Il résulte de ce qui précède que la décision est entachée d’une erreur de droit et d’une erreur d’appréciation dans l’application des dispositions de l’article L. 352-1 du code de l’entrée et du séjour des étrangers et du droit d’asile.
Il résulte de tout ce qui précède que la décision du 22 avril 2026 doit être annulée.
Sur les conclusions à fin d’injonction :
Aux termes de l’article L. 352-9 du code de l’entrée et du séjour des étrangers et du droit d’asile : « (…) Si le refus d’entrée au titre de l’asile et, le cas échéant, la décision de transfert sont annulés, il est immédiatement mis fin au maintien en zone d’attente de l’étranger, qui est autorisé à entrer en France muni d’un visa de régularisation de huit jours. Dans ce délai, l’autorité administrative compétente lui délivre, à sa demande, l’attestation de demande d’asile lui permettant d’introduire sa demande d’asile auprès de l’Office français de protection des réfugiés et apatrides (…) ».
En application des dispositions précitées, il y a lieu de mettre fin au maintien de l’intéressé en zone d’attente, de le munir d’un visa de régularisation de huit jours et de lui délivrer, s’il le demande, une attestation de demande d’asile.
Sur les frais liés au litige :
Le requérant qui a été assisté par une avocate commise d’office, ne justifie pas de frais qu’il aurait exposés à l’occasion de l’instance. Il n’y a, dès lors, pas lieu de faire droit à ses conclusions tendant au versement d’une somme au titre de l’article L. 761-1 du code de justice administrative.
D E C I D E :
Article 1er : La décision du ministre de l’intérieur du 22 avril 2026 est annulée.
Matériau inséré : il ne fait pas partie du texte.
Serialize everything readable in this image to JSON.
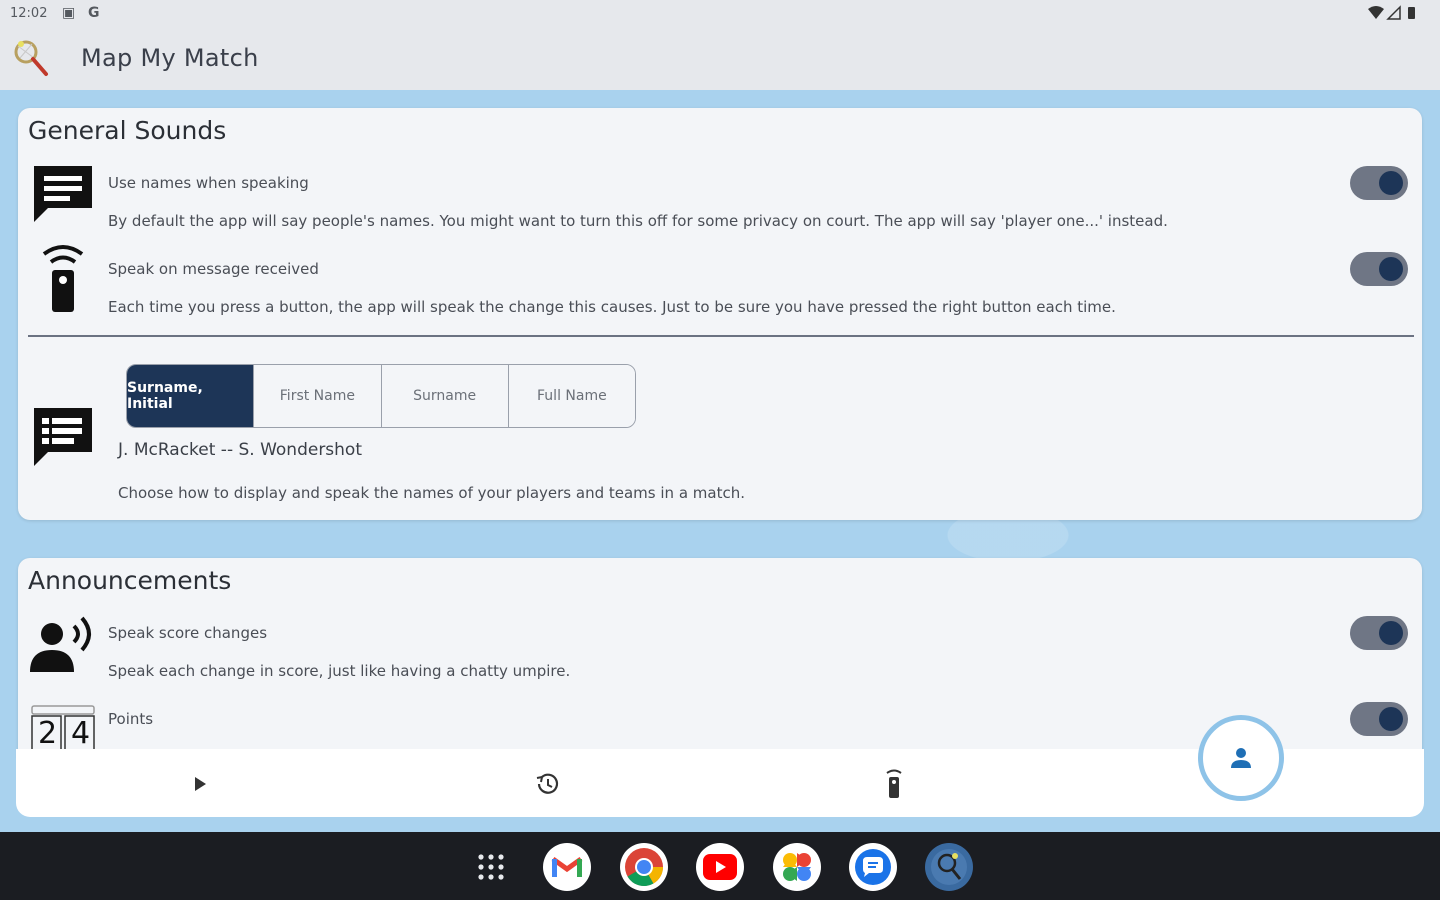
{
  "status_bar": {
    "time": "12:02"
  },
  "app": {
    "title": "Map My Match"
  },
  "general_sounds": {
    "title": "General Sounds",
    "settings": [
      {
        "title": "Use names when speaking",
        "description": "By default the app will say people's names. You might want to turn this off for some privacy on court. The app will say 'player one...' instead.",
        "enabled": true
      },
      {
        "title": "Speak on message received",
        "description": "Each time you press a button, the app will speak the change this causes. Just to be sure you have pressed the right button each time.",
        "enabled": true
      }
    ],
    "name_format": {
      "options": [
        "Surname, Initial",
        "First Name",
        "Surname",
        "Full Name"
      ],
      "selected": "Surname, Initial",
      "example": "J. McRacket -- S. Wondershot",
      "description": "Choose how to display and speak the names of your players and teams in a match."
    }
  },
  "announcements": {
    "title": "Announcements",
    "settings": [
      {
        "title": "Speak score changes",
        "description": "Speak each change in score, just like having a chatty umpire.",
        "enabled": true
      },
      {
        "title": "Points",
        "enabled": true,
        "icon_digits": [
          "2",
          "4"
        ]
      }
    ]
  },
  "bottom_nav": {
    "items": [
      "play-icon",
      "history-icon",
      "remote-icon",
      "person-icon"
    ]
  },
  "taskbar": {
    "apps": [
      "app-launcher",
      "gmail",
      "chrome",
      "youtube",
      "photos",
      "messages",
      "map-my-match"
    ]
  },
  "colors": {
    "accent": "#1d3557",
    "toggle_track": "#6f7685",
    "background": "#a9d2ee",
    "card": "#f3f5f8"
  }
}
Article 2 : Il est enjoint au ministre de l’intérieur de mettre fin au maintien de M. A… en zone d’attente et de lui délivrer sans délai le visa de régularisation de huit jours lui permettant d’introduire sa demande d’asile auprès de l’Office français de protection des réfugiés et apatrides.
Article 3 : Le surplus des conclusions de la requête est rejeté.
.
Article 4 : Le présent jugement sera notifié à M. C… A… et au ministre de l’intérieur.
Décision rendue le 28 avril 2026.
La magistrate désignée
Signé
M. MONTEAGLE
La greffière,
Signé
D. PERMALNAICK
La République mande et ordonne au ministre de l’intérieur en ce qui le concerne ou à tous commissaires de justice à ce requis en ce qui concerne les voies de droit commun contre les parties privées, de pourvoir à l’exécution de la présente décision.